Led by Michael D. Repplinger, MD, PhD, the authors identified 592 patients who underwent MRA for the evaluation of PE and randomly selected a matched cohort of 581 patients who had a CTA. For each group, they identified patients who had major venous thromboembolism events, major bleeding, or death during the six months following the initial MRA or CTA scan. The major adverse PE-related event rate (MAPE) was 5.4% in the MRA group and 13.6% in the CTA control group. The lower rate was attributed in part to a younger population in the MRA group who may have had fewer comorbidities and been healthier.

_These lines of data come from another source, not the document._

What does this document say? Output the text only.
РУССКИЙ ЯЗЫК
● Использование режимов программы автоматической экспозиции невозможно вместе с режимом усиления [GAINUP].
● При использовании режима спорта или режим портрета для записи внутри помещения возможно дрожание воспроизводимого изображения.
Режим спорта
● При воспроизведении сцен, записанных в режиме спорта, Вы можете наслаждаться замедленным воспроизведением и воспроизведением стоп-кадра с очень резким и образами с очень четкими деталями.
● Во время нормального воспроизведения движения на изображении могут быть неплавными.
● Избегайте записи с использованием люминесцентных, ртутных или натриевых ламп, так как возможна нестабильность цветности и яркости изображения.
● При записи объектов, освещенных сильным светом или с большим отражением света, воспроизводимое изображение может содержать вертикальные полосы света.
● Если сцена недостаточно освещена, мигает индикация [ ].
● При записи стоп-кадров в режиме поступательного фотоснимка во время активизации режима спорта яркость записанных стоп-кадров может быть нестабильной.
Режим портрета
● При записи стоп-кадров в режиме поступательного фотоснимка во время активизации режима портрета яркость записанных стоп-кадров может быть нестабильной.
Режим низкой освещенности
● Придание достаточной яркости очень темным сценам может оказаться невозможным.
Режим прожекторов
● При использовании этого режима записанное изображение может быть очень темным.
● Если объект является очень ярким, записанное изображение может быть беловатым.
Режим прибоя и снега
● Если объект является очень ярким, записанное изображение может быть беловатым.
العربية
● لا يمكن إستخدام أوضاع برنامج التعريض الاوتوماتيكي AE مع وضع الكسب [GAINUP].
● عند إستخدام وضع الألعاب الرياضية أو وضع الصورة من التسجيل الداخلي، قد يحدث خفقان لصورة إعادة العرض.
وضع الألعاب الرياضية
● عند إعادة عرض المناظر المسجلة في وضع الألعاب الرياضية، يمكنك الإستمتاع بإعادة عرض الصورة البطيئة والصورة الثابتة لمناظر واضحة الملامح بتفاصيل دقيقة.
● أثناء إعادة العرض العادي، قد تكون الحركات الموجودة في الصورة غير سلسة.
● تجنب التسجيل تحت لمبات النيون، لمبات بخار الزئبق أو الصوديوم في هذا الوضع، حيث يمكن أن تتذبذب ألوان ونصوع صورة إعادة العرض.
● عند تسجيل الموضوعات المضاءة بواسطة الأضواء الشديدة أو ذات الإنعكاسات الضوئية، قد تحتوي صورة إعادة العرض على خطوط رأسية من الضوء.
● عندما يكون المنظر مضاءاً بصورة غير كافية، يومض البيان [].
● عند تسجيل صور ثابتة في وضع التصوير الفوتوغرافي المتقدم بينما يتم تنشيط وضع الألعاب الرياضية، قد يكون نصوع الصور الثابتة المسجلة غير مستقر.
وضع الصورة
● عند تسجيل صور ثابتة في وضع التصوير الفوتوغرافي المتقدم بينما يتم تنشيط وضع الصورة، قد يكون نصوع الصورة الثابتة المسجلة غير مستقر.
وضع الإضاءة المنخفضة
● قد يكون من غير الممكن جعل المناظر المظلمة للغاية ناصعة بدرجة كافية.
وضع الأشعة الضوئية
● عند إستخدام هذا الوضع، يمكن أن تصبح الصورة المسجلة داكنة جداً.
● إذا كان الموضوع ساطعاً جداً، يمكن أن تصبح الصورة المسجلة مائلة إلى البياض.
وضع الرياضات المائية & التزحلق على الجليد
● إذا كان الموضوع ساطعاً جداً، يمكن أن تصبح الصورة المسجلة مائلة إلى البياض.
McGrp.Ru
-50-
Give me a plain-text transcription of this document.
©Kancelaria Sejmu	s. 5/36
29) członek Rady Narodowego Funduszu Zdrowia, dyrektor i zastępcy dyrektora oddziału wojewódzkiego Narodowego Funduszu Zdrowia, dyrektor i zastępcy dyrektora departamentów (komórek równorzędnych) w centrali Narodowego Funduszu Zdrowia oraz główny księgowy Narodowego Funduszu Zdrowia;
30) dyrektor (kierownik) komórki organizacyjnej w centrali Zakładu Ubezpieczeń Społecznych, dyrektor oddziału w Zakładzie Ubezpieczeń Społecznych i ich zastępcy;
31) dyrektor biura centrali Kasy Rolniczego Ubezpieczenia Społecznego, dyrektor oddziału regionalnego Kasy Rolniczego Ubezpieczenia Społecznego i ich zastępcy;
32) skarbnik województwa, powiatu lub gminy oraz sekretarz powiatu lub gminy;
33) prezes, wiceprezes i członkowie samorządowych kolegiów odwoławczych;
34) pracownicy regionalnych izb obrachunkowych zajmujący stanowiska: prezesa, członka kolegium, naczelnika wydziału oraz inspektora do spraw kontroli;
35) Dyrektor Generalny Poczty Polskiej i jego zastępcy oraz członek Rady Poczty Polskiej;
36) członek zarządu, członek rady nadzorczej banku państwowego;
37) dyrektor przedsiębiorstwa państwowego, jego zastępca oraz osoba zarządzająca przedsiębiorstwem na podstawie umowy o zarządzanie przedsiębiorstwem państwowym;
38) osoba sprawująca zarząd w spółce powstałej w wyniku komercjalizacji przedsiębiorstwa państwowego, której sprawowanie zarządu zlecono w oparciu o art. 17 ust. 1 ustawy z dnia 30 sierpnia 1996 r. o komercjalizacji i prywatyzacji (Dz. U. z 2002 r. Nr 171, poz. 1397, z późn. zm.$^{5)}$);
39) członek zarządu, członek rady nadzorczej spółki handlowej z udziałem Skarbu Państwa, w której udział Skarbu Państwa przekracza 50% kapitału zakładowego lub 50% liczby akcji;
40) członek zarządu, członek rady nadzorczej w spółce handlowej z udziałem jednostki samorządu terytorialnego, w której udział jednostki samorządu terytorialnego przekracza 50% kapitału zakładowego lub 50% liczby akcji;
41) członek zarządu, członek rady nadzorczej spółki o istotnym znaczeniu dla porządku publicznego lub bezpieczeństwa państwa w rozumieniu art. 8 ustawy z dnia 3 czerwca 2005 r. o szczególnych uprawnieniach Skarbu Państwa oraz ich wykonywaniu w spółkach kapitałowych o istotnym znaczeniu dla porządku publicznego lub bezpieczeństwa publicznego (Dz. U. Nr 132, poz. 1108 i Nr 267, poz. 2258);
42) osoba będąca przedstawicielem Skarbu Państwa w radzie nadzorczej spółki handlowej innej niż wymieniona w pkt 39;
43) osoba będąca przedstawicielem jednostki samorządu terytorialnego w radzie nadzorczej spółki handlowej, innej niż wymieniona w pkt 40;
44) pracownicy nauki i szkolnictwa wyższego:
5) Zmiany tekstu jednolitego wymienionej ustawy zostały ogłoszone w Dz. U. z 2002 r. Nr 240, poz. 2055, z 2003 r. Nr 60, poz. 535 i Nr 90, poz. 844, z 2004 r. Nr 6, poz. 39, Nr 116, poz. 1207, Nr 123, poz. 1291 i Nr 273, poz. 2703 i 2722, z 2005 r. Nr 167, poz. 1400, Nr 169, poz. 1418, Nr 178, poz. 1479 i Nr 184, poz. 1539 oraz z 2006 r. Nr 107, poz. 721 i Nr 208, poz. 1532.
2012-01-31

“The University of Wisconsin has offered pulmonary MRA as a clinical service for a decade,” Dr. Repplinger told Applied Radiology. “This retrospective study offers further evidence of its clinical effectiveness and safety. We now need to study what has led to the success of our program compared with others and how to best disseminate our methods.”

The authors reported that the technical success rate of 93% was “likely due to a combination of maturing scanner technology, including improved phased array coils, advanced 2D versus 1D parallel imaging algorithms, use of diluted contrast, and triphasic acquisitions.”

They stated that the results of their study “support the need for a prospective, multicenter, randomized clinical effectiveness trial of MRA versus CTA for primary evaluation of PE using clinical outcomes (MAPE) instead of imaging-focused outcomes.”

REFERENCES

1. Benson DG, Schiebler ML, Repplinger MD, et al. Contrast-enhanced pulmonary MRA for the primary diagnosis of pulmonary embolism: current state of the art and future directions. Br J Radiol. 2017 90(1074):20160901.
2. Raja AS, Ip IK, Prevedello LM, et al. Effect of computerized clinical decision support on the use and yield of CT pulmonary angiography in the emergency department. Radiology. 2012 262(2):468-74.
3. Tsuchiya N, van Beek EJ, Ohno Y, et al. Magnetic resonance angiography for the primary diagnosis of pulmonary embolism: A review from the international workshop for pulmonary functional imaging. World J Radiol. 2018 10(6):52-64.
4. Repplinger MD, Nagle SK, Harringa JB, et al. Clinical outcomes after magnetic resonance angiography (MRA) versus computed tomographic angiography (CTA) for pulmonary embolism evaluation. Emerg Radiol. Published online May 10, 2018. doi: 10.1007/s10140-018-1609-8.